The story of the Yankees since has been 16 runs one night, one run on three hits the next. What they need now is a better appreciation of nuance and timing. They need Mark Teixeira and C. C. Sabathia to add to what Jeter has brought to the ballpark for 13 years, qualities so difficult to quantify. You just know them when you see them, or hear them, because they galvanize rather than self-glorify.

For the first glaring example of what Jeter has that Rodriguez sorely lacks, go back to spring training 2001, when A-Rod was with Texas and he made the startling claim in Esquire that Jeter — at that point considered his good friend — was a player who is “never your concern” and who “never had to lead.”

In one of life’s delicious ironies, Jeter was presented with the opportunity to demonstrate precisely why he has most often been the opposition’s concern, primarily because of his capacity to lead.

“I’ll ask him tonight,” he said when cornered by reporters. “I’ll talk to him and let you know.”

By embracing restraint, saying nothing, Jeter passed responsibility for the uproar back to Rodriguez, where it belonged. He gave Rodriguez a chance to edit himself — as A-Rod had to do again after recently implying to reporters that he’d rather have José Reyes playing for his team than Jeter — and defuse a potential public feud between two of baseball’s glamour players. It was the verbal equivalent of laying down the perfect sacrifice bunt to put the winning run in scoring position.


Alex Rodriguez during a spring training game against the Cincinnati Reds last week

Many people would argue the public genius of Jeter is really just a strict policy of avoiding incendiary issues. Some members of the news media have extrapolated on that to call him boring. But boring is in the eye or ear of the beholder. To me, Jeter is not boring. When it comes to quotations, he just isn’t obsequious, or self-destructively dense.

His aura says: if keeping the back-page headline writers on 24-hour alert is the shallow measure of one’s commercial appeal, we can elect someone else most popular in class.
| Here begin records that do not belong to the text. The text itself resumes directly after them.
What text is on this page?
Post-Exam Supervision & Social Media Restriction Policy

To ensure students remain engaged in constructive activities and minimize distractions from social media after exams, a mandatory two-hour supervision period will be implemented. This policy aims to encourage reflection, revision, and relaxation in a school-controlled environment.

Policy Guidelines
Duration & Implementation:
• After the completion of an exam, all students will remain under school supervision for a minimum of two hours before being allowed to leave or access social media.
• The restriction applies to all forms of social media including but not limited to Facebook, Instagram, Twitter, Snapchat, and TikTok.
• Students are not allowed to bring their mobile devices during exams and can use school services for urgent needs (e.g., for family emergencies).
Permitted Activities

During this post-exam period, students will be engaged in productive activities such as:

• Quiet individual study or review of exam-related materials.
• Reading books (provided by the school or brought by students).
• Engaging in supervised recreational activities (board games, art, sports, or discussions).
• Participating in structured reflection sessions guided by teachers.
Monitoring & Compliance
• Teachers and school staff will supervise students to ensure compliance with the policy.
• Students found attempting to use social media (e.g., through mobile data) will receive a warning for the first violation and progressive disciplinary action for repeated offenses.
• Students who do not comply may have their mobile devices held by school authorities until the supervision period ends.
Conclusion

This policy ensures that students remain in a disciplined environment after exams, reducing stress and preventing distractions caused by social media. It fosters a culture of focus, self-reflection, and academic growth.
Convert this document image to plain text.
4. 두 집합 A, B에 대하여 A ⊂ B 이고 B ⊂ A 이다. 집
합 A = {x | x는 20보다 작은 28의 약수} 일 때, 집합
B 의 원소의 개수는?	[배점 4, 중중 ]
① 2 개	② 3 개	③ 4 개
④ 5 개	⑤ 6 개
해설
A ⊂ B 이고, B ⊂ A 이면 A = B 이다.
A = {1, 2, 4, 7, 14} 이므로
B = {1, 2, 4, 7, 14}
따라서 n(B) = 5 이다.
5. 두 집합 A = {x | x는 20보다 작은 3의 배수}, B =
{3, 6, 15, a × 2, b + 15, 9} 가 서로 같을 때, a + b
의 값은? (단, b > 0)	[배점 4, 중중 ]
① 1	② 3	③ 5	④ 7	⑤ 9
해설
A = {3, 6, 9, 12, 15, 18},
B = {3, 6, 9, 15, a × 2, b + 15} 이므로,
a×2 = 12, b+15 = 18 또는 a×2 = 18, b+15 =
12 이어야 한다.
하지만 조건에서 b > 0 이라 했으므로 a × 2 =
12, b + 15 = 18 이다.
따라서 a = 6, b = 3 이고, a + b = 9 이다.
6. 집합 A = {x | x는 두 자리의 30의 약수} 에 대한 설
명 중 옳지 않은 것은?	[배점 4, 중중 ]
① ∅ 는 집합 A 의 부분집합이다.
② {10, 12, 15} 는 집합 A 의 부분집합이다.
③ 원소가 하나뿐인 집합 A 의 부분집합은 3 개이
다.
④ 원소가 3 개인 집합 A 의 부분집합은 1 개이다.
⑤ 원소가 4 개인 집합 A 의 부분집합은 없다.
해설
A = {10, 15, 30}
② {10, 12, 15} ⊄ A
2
If asked a thoughtful question, Jeter will invariably provide a printable answer. But that’s only part of an overall evaluation. We live in a video culture, and when you think of Jeter, provocative imagery comes to mind — the flip play to nail Jeremy Giambi in the playoffs, the headfirst leap into the stands to catch a foul fly against the Red Sox, a thousand slides into second followed by a hard clap of the hands.

What is talk if you can’t be believed? Last summer, Rodriguez charmingly entertained waves of reporters for the full 50-minute player availability session before the All-Star Game at the retiring Yankee Stadium. Just a few feet away, Jeter made his exit in half the time.

Both repeatedly extolled the Stadium as a baseball shrine — but on the night of the game, A-Rod left well before it dragged into extra innings, while Jeter ran on the field like a delirious 12-year-old when the American League finally won in the bottom of the 15th.

No one will ever accuse A-Rod of not playing hard, but he does so with a self-imposed burden that weighs on people around him. That Seattle and Texas improved immediately after he left is hardly empirical evidence. But after all that has happened since the turn of the year, something tells me the Yankees won’t crumble while A-Rod is recovering for six to nine weeks. Given a break from all things A-Rod and good pitching, they may even thrive.